Le maître-mot de ce processus de tractations et de négociations mis sur les rails au début de la semaine par les États-Unis et la République islamique iranienne est sans conteste le «suspense». Le coup d’envoi, officiel, de ce processus sera donné vendredi en Suisse en présence, notamment, du vice-président américain JD Vance et du président du Parlement iranien, par ailleurs chef de la délégation de négociateurs iraniens, Mohammed Ghalibaf.
Au stade actuel, le suspense porte sur la teneur du mémorandum d’entente convenu entre Washington et Téhéran. Seule la «version» iranienne de ce document a été rendue publique. À l’évidence, elle présente une vision quelque peu biaisée du fait qu’elle paraît refléter essentiellement les requêtes du régime iranien. Côté américain, on précise que le texte de cet accord-cadre devrait être transmis aux médias vendredi, après la cérémonie officielle de signature.
D’entrée de jeu, le chef de la diplomatie iranienne, Abbas Araghchi, a indiqué mardi que les négociations bilatérales, qui devraient s’étaler sur 60 jours renouvelables, porteront sur le dossier nucléaire et la question des sanctions. C’est à ce niveau que surgit le second niveau de suspense, dans la mesure où les positions en présence portant sur le lourd contentieux qui oppose les deux pays sont très divergentes.
Dans une interview au New-York Times, le président Donald Trump a clarifié la position américaine, telle qu’elle devrait progressivement se manifester au fur à mesure de l’avancée des pourparlers. Il a d’abord affirmé que si le régime iranien continue à exécuter des opposants, il décidera de suspendre le dégel des avoirs iraniens qui s’élèvent à 24 milliards de dollars. D’une manière générale, le chef de la Maison Blanche a précisé qu’il ne saurait être question d’une levée des sanctions ou de la remise des avoirs gelés tant que le pouvoir en place n’aura pas respecté et mis à exécution ses engagements.
Le «gardien du Moyen-Orient»
Allant plus loin dans sa mise en garde à la République islamique, le président Trump a brandi la menace d’un retour à l’option militaire et à des frappes contre des infrastructures iraniennes si l’accord final sur le dossier nucléaire n’est pas conclu. Et pour mieux préciser sa pensée sur ce plan, il a souligné sans détour que si l’accord final sur le dossier nucléaire n’est pas avalisé, les États-Unis s’arrogeront, dans ce cas, le droit d’être «le gardien du Moyen-Orient, en contrepartie de la perception de 20 pour cent des revenus de la région»…

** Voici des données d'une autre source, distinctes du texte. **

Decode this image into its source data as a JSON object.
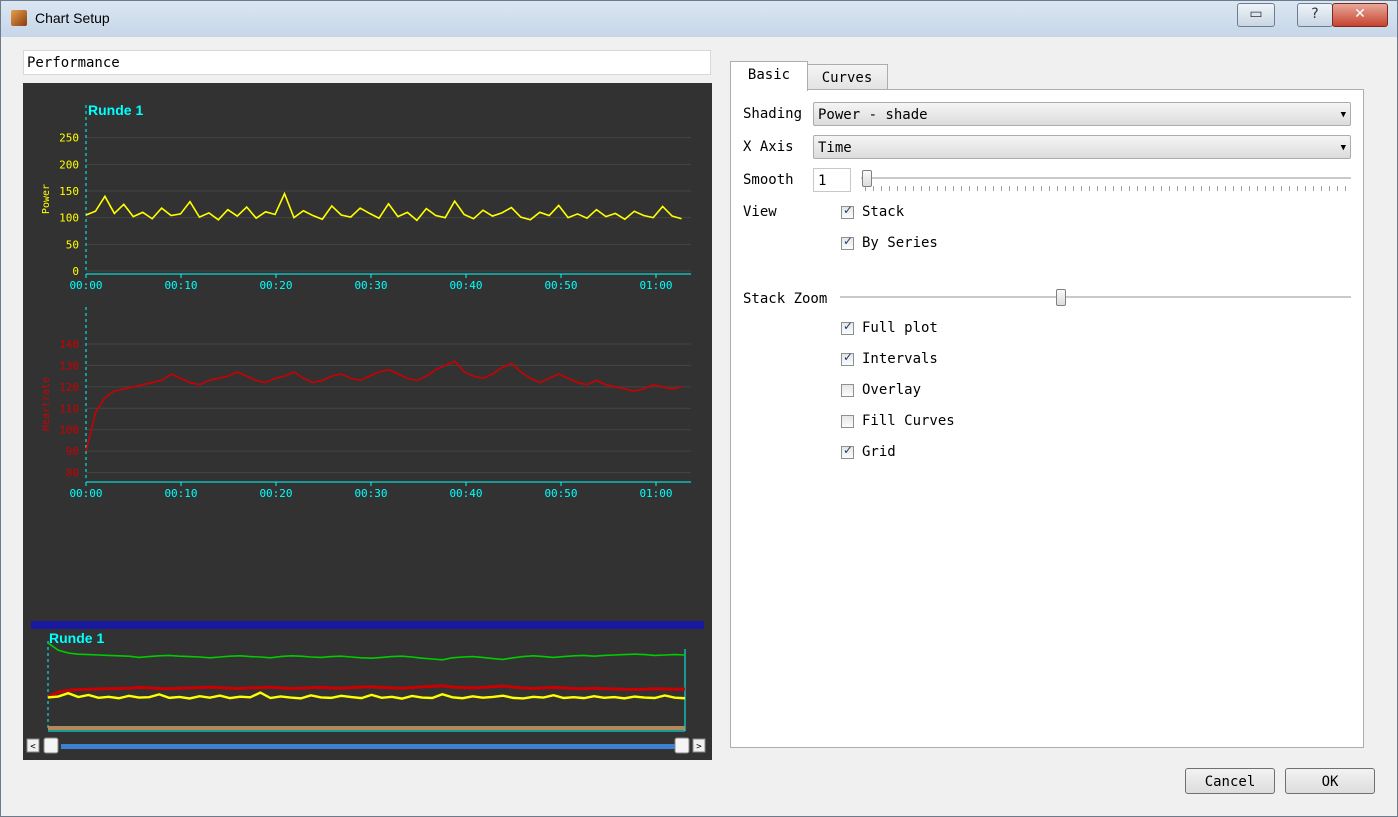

Concernant la situation au Liban, le chef de la Maison Blanche a lancé ce qui pourrait paraître comme une bourde diplomatique en indiquant, dans une autre interview, qu’il envisageait de proposer à Israël de laisser au président syrien Ahmed Chareh le soin de régler le problème du Hezbollah au Liban. «Il pourrait peut-être accomplir cette tâche mieux qu’Israël», a renchéri M. Trump. Le président syrien n’a pas tardé à réagir à cette bourde en déclarant qu’il ne saurait être question d’une intervention des forces syriennes au Liban.
Quatre frappes de drones au Liban-Sud
En tout état de cause, les dirigeants israéliens ont réitéré au cours des dernières quarante-huit heures que l’armée ne se retirera du territoire libanais que lorsque le problème de l’armement du Hezbollah aura été réglé. Dans l’attente, les opérations militaires se poursuivent au Liban-Sud, mais avec une intensité plus faible qu’avant l’annonce du mémorandum d’entente.
Les forces de l’État hébreu axent essentiellement leur attaque dans le secteur de Nabatiyeh, notamment en direction de la colline stratégique de Ali Taher. Parallèlement, l’armée israélienne a lancé dans la journée de mardi quatre frappes de drones contre des véhicules dans la zone des localités de Mayfadoun et Choukine, dans le caza de Nabatiyeh. Ces frappes ciblées ont fait quatre morts et plusieurs blessés.